Steel is iron with added carbon.
You still have to add carbon in the form of coal or coke.
https://en.wikipedia.org/wiki/Electric_arc_furnace#Operation, para 5.

Indeed so, but in vastly less quantity and greatly less pollution than using coke also as the fuel...

The only way for the new coal mine to be viable is to burn the vastly greater quantities needed for keeping the dirty antique furnaces burning.

Very much indeed so:


Cumbria coal mine: Climate tsar urged to quit over 'reckless' plan
wrote:
... They say it will produce coking coal for the UK's steel industry, and save on imports.
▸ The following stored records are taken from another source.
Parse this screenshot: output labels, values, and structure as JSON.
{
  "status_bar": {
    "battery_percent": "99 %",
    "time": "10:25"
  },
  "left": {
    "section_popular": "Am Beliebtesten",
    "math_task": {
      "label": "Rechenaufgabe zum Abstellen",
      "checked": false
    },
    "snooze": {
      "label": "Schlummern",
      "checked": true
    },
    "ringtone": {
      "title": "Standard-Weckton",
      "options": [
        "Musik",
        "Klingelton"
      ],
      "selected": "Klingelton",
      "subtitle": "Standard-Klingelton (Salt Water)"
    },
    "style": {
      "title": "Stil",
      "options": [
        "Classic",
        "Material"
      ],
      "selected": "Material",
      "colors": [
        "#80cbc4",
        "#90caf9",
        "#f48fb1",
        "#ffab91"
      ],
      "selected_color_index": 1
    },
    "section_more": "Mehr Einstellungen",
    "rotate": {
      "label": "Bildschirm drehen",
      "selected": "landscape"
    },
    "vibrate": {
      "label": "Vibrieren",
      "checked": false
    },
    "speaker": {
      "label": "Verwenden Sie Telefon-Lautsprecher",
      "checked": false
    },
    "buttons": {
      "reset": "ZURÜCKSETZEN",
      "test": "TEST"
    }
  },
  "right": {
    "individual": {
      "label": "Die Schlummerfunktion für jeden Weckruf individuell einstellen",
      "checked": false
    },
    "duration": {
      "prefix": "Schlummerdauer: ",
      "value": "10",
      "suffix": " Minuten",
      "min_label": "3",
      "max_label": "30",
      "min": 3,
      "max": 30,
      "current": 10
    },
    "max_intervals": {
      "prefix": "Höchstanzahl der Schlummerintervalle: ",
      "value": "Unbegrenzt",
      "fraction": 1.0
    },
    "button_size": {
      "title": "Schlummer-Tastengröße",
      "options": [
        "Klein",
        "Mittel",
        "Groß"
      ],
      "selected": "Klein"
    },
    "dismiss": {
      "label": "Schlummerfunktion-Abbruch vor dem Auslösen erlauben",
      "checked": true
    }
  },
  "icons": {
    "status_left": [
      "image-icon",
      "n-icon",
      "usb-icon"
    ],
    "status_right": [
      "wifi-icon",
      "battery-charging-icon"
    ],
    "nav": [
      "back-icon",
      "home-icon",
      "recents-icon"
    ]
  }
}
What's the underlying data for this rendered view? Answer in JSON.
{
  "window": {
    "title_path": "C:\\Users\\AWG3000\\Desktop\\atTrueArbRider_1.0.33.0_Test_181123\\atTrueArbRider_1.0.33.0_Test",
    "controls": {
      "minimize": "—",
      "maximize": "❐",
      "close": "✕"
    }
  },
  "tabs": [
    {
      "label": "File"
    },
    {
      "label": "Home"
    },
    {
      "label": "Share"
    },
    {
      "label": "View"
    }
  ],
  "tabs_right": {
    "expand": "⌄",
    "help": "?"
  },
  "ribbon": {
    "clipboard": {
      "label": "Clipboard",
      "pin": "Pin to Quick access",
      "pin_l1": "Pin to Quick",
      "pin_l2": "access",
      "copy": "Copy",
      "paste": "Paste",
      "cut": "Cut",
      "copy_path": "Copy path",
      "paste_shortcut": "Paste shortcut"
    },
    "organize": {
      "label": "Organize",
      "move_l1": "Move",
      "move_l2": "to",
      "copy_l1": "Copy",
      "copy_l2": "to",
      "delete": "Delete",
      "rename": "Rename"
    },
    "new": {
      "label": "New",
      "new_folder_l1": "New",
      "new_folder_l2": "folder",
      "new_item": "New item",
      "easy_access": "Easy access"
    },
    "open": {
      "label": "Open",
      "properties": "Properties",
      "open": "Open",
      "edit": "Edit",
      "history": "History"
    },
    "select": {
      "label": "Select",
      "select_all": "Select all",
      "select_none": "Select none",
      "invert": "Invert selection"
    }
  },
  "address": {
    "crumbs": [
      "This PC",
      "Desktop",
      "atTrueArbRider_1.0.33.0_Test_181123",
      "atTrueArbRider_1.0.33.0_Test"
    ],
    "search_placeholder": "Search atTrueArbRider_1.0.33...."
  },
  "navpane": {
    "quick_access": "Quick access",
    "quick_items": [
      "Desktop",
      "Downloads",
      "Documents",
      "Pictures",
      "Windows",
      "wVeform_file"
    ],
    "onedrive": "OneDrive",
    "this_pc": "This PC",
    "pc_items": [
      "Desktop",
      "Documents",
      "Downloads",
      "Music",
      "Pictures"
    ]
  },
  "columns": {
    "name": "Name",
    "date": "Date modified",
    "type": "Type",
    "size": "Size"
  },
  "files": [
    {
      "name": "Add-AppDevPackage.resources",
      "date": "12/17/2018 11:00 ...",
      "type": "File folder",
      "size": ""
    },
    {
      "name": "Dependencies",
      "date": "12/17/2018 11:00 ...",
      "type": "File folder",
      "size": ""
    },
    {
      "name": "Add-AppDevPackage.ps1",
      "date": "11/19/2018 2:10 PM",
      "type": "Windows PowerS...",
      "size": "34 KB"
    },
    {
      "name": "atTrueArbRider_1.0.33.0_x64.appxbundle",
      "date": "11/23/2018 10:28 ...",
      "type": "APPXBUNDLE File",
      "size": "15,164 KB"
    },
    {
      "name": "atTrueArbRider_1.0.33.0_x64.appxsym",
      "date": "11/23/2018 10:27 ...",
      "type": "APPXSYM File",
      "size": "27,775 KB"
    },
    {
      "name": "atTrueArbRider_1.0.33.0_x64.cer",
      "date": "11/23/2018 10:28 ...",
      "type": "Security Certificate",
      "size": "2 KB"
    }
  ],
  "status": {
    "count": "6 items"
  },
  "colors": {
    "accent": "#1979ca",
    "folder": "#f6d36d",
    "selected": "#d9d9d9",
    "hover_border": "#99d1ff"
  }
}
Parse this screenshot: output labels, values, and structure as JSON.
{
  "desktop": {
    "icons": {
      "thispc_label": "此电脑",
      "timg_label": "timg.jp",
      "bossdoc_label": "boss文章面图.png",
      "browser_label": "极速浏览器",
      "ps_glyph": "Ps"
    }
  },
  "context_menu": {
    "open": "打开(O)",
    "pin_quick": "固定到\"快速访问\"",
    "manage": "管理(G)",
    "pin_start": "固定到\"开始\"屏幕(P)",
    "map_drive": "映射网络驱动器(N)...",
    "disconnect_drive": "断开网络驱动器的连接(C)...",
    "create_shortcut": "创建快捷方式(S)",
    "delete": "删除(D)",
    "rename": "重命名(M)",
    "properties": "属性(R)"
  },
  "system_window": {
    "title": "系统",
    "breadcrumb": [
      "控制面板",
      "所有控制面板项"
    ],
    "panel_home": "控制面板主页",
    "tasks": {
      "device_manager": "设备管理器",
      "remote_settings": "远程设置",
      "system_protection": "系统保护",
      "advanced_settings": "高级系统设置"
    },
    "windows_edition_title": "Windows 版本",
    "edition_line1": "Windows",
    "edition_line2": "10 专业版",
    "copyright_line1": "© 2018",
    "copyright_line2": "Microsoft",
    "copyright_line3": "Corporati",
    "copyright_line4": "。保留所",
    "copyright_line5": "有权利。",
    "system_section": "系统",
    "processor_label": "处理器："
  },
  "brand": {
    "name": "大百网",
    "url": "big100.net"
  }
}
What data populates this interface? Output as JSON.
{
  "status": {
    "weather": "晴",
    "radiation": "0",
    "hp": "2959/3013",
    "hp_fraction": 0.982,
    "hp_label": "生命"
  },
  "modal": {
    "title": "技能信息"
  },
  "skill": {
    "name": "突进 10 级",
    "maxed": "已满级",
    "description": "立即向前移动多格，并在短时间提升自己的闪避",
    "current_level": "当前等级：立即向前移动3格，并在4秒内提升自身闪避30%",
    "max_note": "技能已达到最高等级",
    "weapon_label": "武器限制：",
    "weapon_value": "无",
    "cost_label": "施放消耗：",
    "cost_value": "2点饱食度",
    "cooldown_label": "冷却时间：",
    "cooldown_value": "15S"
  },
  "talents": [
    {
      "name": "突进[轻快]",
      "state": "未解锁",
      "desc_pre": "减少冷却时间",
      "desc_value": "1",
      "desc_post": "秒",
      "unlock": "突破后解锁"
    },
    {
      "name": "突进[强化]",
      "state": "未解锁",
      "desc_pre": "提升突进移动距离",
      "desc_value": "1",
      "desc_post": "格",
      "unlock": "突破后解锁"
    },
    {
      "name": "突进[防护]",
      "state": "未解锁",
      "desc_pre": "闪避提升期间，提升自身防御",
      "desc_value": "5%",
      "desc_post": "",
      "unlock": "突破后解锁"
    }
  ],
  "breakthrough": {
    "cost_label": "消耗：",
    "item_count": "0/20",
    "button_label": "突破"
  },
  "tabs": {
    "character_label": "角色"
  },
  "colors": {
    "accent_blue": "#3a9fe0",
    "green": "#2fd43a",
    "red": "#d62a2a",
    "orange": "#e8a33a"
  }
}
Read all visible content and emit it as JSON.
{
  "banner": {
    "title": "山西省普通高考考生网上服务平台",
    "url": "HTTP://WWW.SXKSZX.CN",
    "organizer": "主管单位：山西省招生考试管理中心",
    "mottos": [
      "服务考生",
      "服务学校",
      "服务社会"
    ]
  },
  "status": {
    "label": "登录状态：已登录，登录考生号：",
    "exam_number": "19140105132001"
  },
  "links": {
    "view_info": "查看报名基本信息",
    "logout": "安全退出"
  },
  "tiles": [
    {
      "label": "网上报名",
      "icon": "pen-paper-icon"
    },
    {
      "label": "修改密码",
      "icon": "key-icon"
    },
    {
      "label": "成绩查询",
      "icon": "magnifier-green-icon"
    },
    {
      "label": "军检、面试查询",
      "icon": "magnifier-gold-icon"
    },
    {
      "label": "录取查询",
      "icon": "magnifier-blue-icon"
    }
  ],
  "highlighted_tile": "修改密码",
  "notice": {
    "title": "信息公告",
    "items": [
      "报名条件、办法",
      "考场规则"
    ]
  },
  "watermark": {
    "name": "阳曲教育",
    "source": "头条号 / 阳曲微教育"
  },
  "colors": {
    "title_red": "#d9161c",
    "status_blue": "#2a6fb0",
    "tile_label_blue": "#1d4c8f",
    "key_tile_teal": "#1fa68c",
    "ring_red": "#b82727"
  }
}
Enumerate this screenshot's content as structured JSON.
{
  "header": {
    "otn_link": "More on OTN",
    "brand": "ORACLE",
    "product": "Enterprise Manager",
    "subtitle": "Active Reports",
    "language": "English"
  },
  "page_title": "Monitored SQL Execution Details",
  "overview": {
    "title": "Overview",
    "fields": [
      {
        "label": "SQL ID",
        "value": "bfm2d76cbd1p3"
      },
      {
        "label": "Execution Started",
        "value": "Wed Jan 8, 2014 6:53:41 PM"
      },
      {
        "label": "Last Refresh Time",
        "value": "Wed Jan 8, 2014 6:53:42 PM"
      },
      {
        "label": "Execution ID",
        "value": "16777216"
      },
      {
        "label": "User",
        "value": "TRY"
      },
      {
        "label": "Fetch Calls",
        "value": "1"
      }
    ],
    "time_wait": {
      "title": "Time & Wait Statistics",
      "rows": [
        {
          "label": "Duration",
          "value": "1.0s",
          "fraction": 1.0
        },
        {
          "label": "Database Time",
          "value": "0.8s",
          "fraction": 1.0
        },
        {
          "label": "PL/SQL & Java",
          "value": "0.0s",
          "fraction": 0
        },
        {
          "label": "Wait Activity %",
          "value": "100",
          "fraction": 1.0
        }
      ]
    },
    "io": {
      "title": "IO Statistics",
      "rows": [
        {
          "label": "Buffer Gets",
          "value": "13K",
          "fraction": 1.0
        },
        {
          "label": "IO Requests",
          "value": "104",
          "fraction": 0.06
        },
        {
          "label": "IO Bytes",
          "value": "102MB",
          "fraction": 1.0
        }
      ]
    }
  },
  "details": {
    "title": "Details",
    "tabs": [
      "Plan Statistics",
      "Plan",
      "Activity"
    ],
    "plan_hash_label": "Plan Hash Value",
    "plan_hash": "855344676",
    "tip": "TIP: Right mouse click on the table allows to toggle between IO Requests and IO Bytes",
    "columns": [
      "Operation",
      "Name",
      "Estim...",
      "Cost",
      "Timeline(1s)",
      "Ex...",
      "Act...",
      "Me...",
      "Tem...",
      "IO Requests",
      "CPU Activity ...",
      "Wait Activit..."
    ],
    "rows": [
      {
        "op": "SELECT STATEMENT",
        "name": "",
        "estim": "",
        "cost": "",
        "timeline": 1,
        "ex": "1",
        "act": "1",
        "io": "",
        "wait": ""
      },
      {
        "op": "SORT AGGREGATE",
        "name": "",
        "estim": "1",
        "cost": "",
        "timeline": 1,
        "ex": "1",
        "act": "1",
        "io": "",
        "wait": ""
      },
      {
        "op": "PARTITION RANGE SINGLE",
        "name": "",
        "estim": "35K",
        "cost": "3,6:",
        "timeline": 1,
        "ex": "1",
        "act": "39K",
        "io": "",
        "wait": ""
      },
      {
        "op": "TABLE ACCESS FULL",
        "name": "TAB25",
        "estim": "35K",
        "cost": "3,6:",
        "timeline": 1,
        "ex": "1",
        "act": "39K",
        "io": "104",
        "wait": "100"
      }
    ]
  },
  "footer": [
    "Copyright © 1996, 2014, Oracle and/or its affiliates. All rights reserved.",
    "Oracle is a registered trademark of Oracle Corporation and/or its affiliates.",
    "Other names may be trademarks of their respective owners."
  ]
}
But the government's advisors, the Climate Change Committee, said 85% of the Cumbrian coal would be exported.

They said the UK steel industry needs to be using clean technologies by 2035, whereas the mine has been consented to 2049...

Alternatively, cleanly, we have:

Fossil free steel. Another giant step towards net carbon zero?
wrote:
Steel has become an essential material in our modern world. But the steel making industry is responsible for 7% of all global greenhouse gas emissions... A solution has been found though, and it replaces carbon with hydrogen...



To continue to stay with the dirty old fossils: All a game of corruptly 'sweating' dirty old 'assets' for short term profit and the world be damned?...

Very dirty indeed!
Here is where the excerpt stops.